With reference to Central Bank digital currencies, consider the follow

With reference to Central Bank digital currencies, consider the following statements :

  • 1. It is possible to make payments in a digital currency without using US dollar or SWIFT system.
  • 2. A digital currency can be distributed with condition programmed into it such as a time-frame for spending it.

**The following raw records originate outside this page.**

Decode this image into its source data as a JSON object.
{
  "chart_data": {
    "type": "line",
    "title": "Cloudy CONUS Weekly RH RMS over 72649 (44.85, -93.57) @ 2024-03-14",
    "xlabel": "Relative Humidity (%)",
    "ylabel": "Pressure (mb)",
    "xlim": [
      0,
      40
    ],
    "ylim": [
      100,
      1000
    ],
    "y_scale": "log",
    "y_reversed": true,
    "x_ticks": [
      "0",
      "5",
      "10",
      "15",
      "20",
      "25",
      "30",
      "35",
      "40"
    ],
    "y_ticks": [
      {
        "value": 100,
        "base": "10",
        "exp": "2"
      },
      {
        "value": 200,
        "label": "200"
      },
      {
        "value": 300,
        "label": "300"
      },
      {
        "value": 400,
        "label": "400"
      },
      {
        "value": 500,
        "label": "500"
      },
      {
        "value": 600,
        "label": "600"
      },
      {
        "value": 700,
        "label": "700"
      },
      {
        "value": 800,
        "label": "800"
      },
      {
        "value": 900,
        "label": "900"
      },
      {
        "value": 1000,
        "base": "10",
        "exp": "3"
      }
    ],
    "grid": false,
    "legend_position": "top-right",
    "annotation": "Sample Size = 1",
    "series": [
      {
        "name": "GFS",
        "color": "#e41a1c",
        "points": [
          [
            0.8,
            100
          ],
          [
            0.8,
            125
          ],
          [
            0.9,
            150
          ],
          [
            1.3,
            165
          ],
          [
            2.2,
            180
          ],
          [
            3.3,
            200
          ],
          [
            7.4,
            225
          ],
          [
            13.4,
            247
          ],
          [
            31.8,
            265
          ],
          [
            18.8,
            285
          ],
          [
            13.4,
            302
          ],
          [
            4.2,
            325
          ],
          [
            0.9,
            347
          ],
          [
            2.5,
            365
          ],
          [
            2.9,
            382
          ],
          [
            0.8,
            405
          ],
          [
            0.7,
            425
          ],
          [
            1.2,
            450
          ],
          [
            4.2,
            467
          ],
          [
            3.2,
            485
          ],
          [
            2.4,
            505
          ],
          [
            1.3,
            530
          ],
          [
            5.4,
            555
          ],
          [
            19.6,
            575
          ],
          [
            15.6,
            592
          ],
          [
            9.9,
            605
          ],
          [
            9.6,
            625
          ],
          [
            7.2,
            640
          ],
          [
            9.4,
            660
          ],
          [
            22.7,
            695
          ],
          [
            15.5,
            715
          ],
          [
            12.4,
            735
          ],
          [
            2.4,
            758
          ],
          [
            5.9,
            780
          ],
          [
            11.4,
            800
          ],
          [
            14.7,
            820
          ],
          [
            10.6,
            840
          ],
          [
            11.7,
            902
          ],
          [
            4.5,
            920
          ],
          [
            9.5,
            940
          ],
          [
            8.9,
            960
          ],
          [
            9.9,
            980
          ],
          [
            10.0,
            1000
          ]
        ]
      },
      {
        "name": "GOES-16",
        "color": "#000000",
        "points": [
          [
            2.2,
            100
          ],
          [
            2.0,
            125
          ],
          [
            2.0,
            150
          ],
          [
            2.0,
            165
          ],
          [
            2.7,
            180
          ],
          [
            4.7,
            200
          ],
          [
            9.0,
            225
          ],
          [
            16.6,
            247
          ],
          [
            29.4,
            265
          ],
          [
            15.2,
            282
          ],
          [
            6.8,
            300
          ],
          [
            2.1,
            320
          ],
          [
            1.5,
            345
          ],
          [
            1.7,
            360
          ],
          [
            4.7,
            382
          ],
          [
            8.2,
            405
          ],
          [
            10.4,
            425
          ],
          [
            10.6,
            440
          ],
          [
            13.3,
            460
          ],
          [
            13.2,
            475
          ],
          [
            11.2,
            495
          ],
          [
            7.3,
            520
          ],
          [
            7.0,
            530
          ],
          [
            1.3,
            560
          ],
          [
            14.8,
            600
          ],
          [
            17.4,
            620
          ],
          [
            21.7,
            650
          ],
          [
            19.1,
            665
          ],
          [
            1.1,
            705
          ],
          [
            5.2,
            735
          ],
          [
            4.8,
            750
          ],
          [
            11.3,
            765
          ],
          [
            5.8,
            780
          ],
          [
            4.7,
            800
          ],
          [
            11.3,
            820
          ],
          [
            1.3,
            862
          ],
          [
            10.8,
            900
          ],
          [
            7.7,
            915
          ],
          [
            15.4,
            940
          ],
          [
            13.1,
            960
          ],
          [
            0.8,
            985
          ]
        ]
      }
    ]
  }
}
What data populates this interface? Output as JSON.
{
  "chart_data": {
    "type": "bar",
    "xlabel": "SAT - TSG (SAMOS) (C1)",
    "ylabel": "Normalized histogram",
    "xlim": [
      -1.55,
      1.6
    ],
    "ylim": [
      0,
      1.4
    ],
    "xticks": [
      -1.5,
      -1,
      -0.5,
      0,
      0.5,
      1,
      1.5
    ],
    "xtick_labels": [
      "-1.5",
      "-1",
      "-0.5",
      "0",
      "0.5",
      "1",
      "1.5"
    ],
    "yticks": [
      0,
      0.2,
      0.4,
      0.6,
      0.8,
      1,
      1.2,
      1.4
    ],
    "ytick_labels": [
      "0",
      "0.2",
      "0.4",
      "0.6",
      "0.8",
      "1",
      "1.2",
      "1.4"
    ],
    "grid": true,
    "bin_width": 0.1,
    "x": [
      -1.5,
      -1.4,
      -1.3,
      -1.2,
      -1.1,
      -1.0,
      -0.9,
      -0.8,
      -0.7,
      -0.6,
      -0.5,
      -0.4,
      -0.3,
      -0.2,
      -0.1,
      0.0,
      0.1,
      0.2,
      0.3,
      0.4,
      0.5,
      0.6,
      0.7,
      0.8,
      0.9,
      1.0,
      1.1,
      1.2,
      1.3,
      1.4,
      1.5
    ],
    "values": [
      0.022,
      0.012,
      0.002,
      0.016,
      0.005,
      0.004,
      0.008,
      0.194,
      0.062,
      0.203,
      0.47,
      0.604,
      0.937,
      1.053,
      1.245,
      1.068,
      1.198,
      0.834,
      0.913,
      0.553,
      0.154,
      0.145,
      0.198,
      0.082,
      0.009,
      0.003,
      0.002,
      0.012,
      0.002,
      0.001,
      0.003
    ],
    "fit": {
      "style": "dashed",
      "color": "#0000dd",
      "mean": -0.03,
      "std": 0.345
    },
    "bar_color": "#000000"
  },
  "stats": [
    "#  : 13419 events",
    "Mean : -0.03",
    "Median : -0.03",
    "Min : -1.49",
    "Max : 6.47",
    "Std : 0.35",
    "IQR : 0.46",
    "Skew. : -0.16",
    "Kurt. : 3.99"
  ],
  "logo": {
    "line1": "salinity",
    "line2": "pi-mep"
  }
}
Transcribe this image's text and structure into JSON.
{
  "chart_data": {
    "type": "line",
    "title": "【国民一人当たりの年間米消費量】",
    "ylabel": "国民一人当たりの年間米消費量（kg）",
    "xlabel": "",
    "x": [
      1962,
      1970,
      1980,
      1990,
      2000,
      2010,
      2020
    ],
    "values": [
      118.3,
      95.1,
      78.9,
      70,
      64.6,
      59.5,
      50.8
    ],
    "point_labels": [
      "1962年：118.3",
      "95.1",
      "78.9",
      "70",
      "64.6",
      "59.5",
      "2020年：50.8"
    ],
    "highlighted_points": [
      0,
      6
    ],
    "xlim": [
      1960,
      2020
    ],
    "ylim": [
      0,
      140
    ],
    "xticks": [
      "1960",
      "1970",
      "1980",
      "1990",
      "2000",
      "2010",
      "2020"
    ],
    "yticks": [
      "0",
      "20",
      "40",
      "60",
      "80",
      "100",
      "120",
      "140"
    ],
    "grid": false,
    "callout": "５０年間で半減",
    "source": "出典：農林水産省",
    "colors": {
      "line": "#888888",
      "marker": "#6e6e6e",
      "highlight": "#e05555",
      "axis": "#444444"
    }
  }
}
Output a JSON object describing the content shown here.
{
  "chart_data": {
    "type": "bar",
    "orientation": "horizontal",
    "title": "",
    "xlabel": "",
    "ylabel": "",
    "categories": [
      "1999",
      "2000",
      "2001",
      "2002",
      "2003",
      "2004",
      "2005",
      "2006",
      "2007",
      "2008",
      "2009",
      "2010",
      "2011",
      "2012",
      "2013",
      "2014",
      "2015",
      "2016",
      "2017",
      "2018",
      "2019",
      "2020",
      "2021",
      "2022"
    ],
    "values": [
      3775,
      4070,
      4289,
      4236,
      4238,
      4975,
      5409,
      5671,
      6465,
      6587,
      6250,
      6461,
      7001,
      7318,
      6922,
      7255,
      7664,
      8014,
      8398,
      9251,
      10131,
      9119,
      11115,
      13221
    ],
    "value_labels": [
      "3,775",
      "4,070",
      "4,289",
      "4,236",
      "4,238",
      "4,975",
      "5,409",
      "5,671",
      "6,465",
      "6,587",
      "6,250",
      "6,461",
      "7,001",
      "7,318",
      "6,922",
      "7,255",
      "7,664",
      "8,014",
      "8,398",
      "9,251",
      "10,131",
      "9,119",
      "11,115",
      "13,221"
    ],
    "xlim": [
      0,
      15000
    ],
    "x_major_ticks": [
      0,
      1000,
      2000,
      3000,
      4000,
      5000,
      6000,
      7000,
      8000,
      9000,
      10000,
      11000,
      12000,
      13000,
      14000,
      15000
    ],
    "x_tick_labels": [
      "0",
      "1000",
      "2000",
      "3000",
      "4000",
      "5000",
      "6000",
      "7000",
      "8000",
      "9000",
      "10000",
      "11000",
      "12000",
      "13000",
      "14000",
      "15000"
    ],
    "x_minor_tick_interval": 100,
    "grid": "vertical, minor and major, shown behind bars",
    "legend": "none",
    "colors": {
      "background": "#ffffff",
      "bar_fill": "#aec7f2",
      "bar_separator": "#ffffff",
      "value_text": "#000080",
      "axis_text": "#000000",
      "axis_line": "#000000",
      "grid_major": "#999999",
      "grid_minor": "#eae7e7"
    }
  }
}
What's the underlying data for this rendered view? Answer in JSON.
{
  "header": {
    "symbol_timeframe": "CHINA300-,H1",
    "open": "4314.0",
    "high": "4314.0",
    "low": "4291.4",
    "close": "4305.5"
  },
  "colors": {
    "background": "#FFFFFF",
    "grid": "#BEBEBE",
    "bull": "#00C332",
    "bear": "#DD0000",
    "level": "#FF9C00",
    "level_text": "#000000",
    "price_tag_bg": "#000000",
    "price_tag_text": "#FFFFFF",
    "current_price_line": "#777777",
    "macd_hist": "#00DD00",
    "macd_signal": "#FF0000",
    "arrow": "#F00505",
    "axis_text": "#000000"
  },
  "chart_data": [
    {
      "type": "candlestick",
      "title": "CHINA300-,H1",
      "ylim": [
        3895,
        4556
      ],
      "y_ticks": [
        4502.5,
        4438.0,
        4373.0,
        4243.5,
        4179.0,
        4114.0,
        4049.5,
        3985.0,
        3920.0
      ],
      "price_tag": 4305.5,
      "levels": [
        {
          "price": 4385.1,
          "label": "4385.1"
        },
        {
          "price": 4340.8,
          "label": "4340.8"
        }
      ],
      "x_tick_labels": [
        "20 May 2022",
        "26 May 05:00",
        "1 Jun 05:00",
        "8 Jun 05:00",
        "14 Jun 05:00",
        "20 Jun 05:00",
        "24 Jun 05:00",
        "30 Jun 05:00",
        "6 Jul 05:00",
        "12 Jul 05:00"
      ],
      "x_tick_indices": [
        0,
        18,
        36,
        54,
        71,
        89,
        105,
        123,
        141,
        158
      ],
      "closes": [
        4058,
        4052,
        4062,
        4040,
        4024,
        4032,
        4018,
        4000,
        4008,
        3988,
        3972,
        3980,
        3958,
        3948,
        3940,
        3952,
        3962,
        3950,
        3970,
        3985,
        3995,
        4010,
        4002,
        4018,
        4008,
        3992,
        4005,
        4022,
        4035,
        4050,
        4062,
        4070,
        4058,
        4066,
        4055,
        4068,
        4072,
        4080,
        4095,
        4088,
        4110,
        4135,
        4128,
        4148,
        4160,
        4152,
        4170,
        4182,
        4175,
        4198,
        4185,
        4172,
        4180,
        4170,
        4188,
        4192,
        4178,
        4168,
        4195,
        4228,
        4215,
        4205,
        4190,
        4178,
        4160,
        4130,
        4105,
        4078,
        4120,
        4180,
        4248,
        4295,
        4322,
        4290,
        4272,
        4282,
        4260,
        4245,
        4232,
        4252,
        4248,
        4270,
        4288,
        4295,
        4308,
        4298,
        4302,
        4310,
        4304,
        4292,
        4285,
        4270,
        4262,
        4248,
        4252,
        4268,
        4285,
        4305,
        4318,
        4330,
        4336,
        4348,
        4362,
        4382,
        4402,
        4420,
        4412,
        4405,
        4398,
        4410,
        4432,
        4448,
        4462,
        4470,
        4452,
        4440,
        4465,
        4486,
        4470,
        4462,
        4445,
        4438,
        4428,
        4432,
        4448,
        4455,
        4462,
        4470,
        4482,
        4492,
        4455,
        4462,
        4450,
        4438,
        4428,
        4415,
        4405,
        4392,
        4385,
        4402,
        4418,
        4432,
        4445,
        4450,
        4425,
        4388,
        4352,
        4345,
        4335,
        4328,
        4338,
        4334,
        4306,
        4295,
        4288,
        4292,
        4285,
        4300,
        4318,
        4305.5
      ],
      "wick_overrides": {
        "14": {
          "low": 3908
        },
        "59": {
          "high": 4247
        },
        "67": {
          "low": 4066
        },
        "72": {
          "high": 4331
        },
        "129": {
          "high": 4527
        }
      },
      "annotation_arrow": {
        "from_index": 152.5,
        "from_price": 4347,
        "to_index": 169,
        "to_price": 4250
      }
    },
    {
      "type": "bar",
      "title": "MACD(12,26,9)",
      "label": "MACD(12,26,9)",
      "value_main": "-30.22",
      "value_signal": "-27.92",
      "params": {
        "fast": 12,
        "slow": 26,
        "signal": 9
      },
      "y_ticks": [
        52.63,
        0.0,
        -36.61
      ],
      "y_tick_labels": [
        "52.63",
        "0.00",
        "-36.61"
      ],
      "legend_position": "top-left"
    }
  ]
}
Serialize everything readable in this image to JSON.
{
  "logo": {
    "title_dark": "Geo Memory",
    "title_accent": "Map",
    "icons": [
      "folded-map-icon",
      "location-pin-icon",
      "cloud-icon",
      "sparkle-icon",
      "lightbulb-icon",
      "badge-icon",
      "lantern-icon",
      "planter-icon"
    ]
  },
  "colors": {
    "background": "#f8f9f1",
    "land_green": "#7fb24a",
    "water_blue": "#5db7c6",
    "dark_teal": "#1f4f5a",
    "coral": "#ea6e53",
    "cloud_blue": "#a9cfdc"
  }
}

Which of the statements given above is/are correct?

1 only
2 only
Both 1 and 2
Neither 1 nor 2
This question was previously asked in
UPSC IAS – 2023
Both statements are correct. Central Bank Digital Currencies (CBDCs) offer capabilities that can bypass traditional international payment systems like SWIFT and can potentially incorporate features like programmability.
– CBDCs allow for direct digital payment rails that do not necessarily rely on intermediary banks or existing international systems like SWIFT. This can facilitate faster and potentially cheaper cross-border transactions without requiring conversion to a specific reserve currency like the US dollar for routing.
– CBDCs can be designed with built-in rules or conditions, making them ‘programmable’. This could include setting time limits for spending (expiry dates), restricting usage to specific goods or services, or triggering payments upon fulfillment of certain conditions.
CBDCs are digital forms of a country’s fiat currency issued by the central bank. They are distinct from cryptocurrencies like Bitcoin (which are decentralized) and stablecoins (which are typically issued by private entities and pegged to an asset). Many central banks globally are researching and piloting CBDCs for various potential benefits, including payment system efficiency, financial inclusion, and monetary policy implementation.